Thursday, December 24, 2009
Gruesome Christmas tree chopping stories
Like many college English majors, I have an unpublished novel on my hard drive. Here, we visit Colorado of the eighties and attempt to chop down a Christmas tree:
One of the great pleasures of life is having breakfast in an all night diner at four o'clock in the morning with good friends. The night changes to day. You get to watch truckers and delivery men come in with full loads and empty stomachs. The harsh cold fluorescent light of reality finishes off an evening of rock music, drugs, skinny dipping and unrequited love. It's four a.m. and you're ordering eggs with friends. Waylon Jennings is on the jukebox. The sun will be out soon and with it all of the expectations of the evening. You're drinking coffee, smoking cigarettes, and being your old grouchy selves.
So it came to pass that I was eating breakfast with Nancy and Gail at Mary and Lou's Cafe. Nancy invited me out to Jamestown to help chop down Christmas trees with them and the youngin's. I said I'd go.
There was some federal land by the old abandoned tungsten mine in Jamestown. Technically it was off limits to all poachers, but the locals treated it as their own private tree farm, and during December, were known to discretely cart off an evergreen or two in the spirit of the season.
Me, Nancy, Gail, and the two kids drove from Denver one cold morning in Gail's truck to carry off Christmas plunder from Jamestown.

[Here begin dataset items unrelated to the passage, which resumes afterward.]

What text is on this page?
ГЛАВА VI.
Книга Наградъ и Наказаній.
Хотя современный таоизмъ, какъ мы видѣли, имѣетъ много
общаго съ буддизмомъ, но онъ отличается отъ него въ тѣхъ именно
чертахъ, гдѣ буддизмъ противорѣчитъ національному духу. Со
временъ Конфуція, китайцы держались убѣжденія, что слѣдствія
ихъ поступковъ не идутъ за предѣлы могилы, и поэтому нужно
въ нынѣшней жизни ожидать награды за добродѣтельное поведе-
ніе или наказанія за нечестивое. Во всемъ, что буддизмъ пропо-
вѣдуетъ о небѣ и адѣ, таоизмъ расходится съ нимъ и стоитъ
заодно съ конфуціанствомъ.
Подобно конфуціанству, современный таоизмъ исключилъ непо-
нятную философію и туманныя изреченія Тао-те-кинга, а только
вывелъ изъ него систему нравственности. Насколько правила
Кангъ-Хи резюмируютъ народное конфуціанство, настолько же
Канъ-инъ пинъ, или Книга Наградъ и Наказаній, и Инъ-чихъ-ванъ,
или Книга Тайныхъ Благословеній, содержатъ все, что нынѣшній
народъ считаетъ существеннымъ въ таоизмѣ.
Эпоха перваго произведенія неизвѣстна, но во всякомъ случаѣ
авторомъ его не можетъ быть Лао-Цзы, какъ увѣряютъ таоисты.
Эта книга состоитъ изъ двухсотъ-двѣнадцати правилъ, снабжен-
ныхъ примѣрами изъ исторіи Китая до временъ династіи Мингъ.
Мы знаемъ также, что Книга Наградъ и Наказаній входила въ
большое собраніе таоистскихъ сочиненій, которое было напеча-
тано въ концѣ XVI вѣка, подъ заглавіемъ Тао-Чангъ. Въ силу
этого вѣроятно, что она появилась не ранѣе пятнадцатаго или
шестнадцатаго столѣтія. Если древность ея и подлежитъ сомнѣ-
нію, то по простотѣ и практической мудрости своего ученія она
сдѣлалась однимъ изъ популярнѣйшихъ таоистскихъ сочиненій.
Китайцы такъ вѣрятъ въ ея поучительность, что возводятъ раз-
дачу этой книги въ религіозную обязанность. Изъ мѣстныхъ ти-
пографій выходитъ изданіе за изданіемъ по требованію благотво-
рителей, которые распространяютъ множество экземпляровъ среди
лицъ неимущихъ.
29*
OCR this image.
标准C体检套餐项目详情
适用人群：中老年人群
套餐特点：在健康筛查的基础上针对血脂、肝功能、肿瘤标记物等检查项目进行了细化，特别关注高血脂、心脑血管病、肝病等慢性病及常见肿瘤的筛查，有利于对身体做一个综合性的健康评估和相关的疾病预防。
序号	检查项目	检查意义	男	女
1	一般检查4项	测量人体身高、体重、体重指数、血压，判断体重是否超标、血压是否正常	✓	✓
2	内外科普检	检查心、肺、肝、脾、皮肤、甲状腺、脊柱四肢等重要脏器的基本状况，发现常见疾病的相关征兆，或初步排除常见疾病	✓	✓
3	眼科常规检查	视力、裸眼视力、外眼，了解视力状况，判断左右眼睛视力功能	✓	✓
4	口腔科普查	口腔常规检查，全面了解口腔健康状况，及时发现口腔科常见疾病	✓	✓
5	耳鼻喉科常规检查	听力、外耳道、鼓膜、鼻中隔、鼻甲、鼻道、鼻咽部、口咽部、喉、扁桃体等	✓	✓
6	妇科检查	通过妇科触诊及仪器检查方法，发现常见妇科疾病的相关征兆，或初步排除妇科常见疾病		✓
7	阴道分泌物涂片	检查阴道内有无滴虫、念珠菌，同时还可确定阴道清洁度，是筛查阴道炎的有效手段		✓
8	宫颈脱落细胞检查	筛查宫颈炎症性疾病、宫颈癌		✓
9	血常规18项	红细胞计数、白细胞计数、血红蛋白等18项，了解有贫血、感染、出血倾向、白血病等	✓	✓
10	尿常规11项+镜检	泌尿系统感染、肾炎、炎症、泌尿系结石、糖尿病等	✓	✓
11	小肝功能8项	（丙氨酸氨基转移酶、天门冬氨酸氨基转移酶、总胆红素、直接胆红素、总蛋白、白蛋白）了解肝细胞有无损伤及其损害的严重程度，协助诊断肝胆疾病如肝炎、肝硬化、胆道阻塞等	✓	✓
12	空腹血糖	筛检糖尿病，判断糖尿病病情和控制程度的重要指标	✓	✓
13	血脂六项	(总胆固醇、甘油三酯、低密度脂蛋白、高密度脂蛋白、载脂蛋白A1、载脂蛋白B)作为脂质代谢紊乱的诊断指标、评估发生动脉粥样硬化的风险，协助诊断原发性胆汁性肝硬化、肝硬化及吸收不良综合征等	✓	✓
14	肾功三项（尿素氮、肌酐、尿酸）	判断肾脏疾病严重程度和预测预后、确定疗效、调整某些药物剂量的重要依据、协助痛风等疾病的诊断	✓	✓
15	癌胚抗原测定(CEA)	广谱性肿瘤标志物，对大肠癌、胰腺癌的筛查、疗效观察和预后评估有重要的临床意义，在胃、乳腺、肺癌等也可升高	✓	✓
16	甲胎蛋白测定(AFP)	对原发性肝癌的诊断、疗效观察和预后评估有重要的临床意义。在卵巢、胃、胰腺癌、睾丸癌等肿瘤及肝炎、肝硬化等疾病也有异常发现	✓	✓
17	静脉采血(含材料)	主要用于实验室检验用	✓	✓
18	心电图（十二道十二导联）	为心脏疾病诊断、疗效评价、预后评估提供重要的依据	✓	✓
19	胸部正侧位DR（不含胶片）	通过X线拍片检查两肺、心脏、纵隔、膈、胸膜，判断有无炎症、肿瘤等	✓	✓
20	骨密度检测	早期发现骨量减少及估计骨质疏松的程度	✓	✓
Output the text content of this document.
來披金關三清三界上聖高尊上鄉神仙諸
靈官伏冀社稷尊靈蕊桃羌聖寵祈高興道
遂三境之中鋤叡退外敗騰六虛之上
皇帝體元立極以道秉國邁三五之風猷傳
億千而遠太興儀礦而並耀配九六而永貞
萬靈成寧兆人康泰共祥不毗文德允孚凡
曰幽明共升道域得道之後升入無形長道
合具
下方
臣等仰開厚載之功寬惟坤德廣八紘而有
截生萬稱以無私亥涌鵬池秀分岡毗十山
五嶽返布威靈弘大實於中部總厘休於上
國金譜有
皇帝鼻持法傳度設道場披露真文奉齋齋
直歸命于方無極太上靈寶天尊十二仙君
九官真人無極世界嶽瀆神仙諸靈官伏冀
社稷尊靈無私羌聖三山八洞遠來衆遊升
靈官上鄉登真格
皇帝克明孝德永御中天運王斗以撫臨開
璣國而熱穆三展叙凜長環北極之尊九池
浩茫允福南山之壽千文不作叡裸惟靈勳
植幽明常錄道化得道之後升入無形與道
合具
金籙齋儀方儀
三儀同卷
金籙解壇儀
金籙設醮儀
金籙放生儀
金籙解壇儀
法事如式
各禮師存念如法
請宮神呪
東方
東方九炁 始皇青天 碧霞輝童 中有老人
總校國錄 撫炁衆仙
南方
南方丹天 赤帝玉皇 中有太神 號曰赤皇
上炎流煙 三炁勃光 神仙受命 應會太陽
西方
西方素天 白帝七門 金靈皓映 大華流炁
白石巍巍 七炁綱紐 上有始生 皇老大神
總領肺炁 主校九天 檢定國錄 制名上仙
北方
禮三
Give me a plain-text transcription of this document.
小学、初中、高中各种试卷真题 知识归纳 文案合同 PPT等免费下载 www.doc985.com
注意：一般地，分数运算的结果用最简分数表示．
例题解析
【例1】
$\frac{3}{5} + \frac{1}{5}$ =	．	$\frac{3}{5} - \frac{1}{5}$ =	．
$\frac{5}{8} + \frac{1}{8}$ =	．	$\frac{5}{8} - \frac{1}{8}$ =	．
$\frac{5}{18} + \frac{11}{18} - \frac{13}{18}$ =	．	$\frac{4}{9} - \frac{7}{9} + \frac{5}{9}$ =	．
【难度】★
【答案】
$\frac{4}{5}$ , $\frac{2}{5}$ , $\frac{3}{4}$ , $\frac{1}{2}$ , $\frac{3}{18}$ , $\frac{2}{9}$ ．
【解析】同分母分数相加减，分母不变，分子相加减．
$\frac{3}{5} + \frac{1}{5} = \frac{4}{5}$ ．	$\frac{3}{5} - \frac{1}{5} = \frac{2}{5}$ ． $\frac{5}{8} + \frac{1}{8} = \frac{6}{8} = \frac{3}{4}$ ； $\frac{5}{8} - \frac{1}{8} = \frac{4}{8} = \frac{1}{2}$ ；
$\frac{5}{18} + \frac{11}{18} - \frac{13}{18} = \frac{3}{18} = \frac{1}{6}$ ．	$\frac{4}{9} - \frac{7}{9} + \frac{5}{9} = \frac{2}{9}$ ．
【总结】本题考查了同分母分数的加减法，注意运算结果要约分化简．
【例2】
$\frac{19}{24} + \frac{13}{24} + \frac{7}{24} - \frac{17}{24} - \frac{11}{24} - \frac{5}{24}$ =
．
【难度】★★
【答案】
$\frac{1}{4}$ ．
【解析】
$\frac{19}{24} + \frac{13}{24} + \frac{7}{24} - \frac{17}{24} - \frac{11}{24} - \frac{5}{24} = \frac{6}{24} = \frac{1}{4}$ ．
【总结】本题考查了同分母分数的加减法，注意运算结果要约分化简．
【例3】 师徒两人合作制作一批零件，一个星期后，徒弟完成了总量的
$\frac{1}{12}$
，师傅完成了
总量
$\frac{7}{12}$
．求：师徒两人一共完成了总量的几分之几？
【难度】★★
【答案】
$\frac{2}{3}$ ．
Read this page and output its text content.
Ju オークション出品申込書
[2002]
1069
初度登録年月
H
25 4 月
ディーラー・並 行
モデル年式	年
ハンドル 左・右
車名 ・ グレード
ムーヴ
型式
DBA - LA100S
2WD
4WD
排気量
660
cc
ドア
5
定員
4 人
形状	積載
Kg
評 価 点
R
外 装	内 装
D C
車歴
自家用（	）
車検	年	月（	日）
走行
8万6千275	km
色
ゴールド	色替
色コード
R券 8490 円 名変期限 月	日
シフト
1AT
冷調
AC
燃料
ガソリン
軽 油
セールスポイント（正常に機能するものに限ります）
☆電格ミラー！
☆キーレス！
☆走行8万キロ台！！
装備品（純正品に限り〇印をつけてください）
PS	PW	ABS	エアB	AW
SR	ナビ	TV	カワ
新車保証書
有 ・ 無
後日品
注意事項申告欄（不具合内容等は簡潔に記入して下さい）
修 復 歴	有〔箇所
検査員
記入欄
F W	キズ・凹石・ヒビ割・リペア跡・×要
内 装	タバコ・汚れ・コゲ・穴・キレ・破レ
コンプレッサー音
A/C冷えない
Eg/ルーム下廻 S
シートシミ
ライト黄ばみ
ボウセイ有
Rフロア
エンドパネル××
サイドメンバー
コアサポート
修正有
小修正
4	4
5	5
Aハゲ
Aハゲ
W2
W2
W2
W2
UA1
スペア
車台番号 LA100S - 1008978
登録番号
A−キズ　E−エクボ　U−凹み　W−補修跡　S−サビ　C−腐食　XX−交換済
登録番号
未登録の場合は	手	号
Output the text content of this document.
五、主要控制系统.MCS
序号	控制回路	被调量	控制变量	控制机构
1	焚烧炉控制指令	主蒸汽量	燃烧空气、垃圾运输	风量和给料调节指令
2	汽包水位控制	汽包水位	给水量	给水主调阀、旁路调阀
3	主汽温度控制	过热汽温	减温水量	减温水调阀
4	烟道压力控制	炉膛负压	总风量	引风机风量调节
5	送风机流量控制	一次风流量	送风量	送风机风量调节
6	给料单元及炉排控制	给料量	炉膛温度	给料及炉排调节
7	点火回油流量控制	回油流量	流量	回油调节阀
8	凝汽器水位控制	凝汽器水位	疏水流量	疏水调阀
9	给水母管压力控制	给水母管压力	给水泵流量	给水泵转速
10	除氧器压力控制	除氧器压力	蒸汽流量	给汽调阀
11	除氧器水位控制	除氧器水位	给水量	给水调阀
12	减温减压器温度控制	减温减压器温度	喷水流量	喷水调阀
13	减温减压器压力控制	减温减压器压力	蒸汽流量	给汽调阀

When we got to Jamestown, we stopped at Nancy's father's house and he gave us some cutting instructions. We were told, for one thing, that if anybody asked us where we came by our trees, we were to say that they came from the old Hill place, and that Daddy had been carting off trees with permission from the Hill family for thirty years. We carried axes instead of the usual power saws, because Nancy said it would be more authentic and we'd keep the noise down.
There we were with axes on a hill full of evergreens. It was the two women, me and Nathaniel. The consensus was that Gabriel was to be left with Grandpa. I chopped down the first tree. Boy, it was a lot of work. I must have hit that damn tree with that dull ax twenty times before it came down. Then Gail and Nancy chopped down their trees. Male chauvinist as I am, I have to admit that they disposed of their tree more swiftly than I did with mine. And theirs was bigger.
Within half an hour of chopping and stumbling over the icy meadow, the tree cutting duty was finished, and we got to the fun part of dragging the two trees down the hill and tying them onto the roof of the truck. This was actually more work than the cutting down of the evergreens had been. Fortunately, Nancy had brought a bottle for walking and so we were all in fine spirits by the time we got back to Dan Woodson's abode.
He was baby-sitting his grandson, and he let us in. We listened to old Jamestown Christmas tree cutting stories and drank beer. I almost cried when he told us about how old Uncle Jake lost his thumb one year cutting down balsam pines. But then he was a professional poacher so he probably deserved what happened.
Nan-u had one more house she wanted to visit. It was getting dark as we drove past Tim Hardin's old house and got to the cabin of Nancy's old school chum. Deloris was living with her affable but perennially out of work husband Fred. They greeted us with beer, tequila, sandwiches, and their two year old nymphomaniac daughter Tiger. While the adults were recanting gruesome Christmas tree chopping stories, Gabriel and Tiger retired to the bedroom to play doctor. A few bhongs into the evening the two youngsters flamboyantly entered the living room in their birthday suits.
The two moms started yelling, "Put your clothes on right now before we whip your butts!" They made so much noise they almost woke up Nathaniel. It was great to watch a recreation of the Genesis scene. It really got me into the spirit of the season.
Soon, it was time to leave, that is if anyone had expectations of getting to work or school or day care on time the next day. So we departed the cold, wintry, mountain town of Jamestown. With the trees precariously tied to the roof of Gail's truck we all headed back to Denver, our jobs, and our urban lives. When we got to town, first we hoisted Nancy and Gail's tree up the stairs of their place and then we hoist my tree DOWN the stairs of my basement condo.
Wow! I had a Christmas tree! Now all I needed was decorations. Then I found the box with the old family stuff that my parents had given me. This, I knew, was the stuff that neither my parents nor my older brother wanted. Then there was the entourage of decorations I had bought at flea markets in Denver the past three years. The tree, needless to say, was premium grade, and genuine.